Fear is antithetical to love; therefore it’s antithetical to the entire Christian ethical project. Take it from 1 John 4:
God is love, and those who abide in love abide in God, and God abides in them. Love has been perfected among us in this: that we may have boldness on the day of judgment, because as he is, so are we in this world. There is no fear in love, but perfect love casts out fear; for fear has to do with punishment, and whoever fears has not reached perfection in love. We love because he first loved us. Those who say, “I love God,” and hate their brothers or sisters, are liars; for those who do not love a brother or sisterwhom they have seen, cannot love God whom they have not seen.

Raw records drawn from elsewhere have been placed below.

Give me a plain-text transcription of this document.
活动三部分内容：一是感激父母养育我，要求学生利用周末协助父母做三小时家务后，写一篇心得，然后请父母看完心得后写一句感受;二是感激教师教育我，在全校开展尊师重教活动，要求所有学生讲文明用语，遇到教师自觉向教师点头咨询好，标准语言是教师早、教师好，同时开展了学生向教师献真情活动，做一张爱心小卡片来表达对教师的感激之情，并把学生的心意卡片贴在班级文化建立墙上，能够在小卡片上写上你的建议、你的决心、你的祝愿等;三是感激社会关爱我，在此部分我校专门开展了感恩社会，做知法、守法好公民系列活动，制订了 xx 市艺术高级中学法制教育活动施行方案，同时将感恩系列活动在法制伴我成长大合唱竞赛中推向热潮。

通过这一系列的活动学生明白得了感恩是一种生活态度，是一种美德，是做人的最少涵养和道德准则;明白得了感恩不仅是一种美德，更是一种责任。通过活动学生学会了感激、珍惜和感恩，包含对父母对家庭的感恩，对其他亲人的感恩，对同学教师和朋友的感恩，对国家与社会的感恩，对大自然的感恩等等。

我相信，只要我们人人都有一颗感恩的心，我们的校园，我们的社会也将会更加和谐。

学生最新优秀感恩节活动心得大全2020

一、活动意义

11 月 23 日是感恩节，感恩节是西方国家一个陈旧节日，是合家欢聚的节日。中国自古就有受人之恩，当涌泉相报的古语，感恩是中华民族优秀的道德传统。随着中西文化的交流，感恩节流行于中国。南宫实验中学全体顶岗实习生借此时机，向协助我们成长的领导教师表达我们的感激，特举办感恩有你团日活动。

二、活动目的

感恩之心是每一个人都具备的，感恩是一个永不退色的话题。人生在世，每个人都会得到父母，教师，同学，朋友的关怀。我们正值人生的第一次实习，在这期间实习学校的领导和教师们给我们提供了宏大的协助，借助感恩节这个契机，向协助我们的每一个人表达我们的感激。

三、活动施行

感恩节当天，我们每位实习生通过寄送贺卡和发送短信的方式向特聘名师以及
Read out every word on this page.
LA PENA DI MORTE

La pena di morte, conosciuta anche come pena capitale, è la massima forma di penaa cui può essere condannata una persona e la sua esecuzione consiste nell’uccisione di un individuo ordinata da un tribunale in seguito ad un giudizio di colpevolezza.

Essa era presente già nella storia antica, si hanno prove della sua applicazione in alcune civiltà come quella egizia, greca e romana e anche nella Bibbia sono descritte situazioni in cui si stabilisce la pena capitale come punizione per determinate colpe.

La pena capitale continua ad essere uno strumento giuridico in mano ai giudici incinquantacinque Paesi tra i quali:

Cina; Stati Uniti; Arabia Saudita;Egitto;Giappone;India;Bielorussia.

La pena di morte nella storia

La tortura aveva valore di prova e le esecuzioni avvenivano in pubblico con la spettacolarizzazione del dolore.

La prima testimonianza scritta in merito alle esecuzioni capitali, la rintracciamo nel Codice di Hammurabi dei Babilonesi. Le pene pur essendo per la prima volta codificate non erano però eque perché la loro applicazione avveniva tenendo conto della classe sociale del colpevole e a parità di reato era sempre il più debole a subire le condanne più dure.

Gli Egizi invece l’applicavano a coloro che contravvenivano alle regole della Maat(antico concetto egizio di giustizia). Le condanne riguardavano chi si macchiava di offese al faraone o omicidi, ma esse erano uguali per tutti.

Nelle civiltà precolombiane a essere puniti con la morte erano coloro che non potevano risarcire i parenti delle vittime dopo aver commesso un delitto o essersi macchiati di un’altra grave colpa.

The commandment we have from him is this: those who love God must love their brothers and sistersalso.
Fear has to do with punishment: this reminds us that fear has to do with loss, diminishment, uncertainty. When you’re afraid of something, you aren’t certain. Loss is on the horizon, wavering like heat distortions rising off asphalt. It might come to pass and it might not, but you’re moved to self-defense by the prospect of loss. But love is about abundance, and abundance is about certitude. All of that which we associate with God — eternity, omnipotence, love — it’s all superabundant, overdetermined in both potential and meaning, as my teacher David Ford liked to say. Love isn’t thin, love isn’t frail. Love is rich, thick, always generative, always reliable. This is why it reproduces itself: the love God first extended to us should well up and spill forth and pass on to others and others and others; that’s the sense of John here.
On the other hand, fear encourages self-interest (because it has to do with uncertainty and loss) and in that way drives out love. In that way, it’s inimical to Christian ethics. (If you’re like: hey isn’t some fear good? then read Augustine’s commentary on the two types of fear.) The nutzo rightwing fear mongering brigade is, therefore, throwing a wrench in the constitution of a considered Christian ethical culture. So long as we’re steeped in fear, we can’t found ourselves in love. And as you can see from the fringey right response to the refugee crisis at the border, we can’t reason with love while we’re reasoning in fear: even charity takes on a veneer of abuse when fear has defeated the love of others and instilled a panicky, defensive focus on the self.
The solution here is going to be complicated; refugee crises are that way. They’re unique and nuanced and you just have to approach them case-by-case. But the situation itself is not morally complicated; this is the point Pope Francis made about it:
“A change of attitude towards migrants and refugees is needed on the part of everyone, moving away from attitudes of defensiveness and fear, indifference and marginalisation — all typical of a throwaway culture — towards attitudes based on a culture of encounter, the only culture capable of building a better, more just and fraternal world.”
Amen. It is not news to you I presume that rightwing media is a bunch of human hating garbage, but I hope it doesn’t have the final word here, or ever again. As in the Byron Smith case, the victims of this fear-mongering are usually the people who are most defenseless and easiest to abuse, that is, the young and the poor.
*Note: if you think it isn’t so straightforward but aren’t involved in the response the rest of the post details, obviously this is not about you. If you would like a post about you, that can be arranged for some ca$h.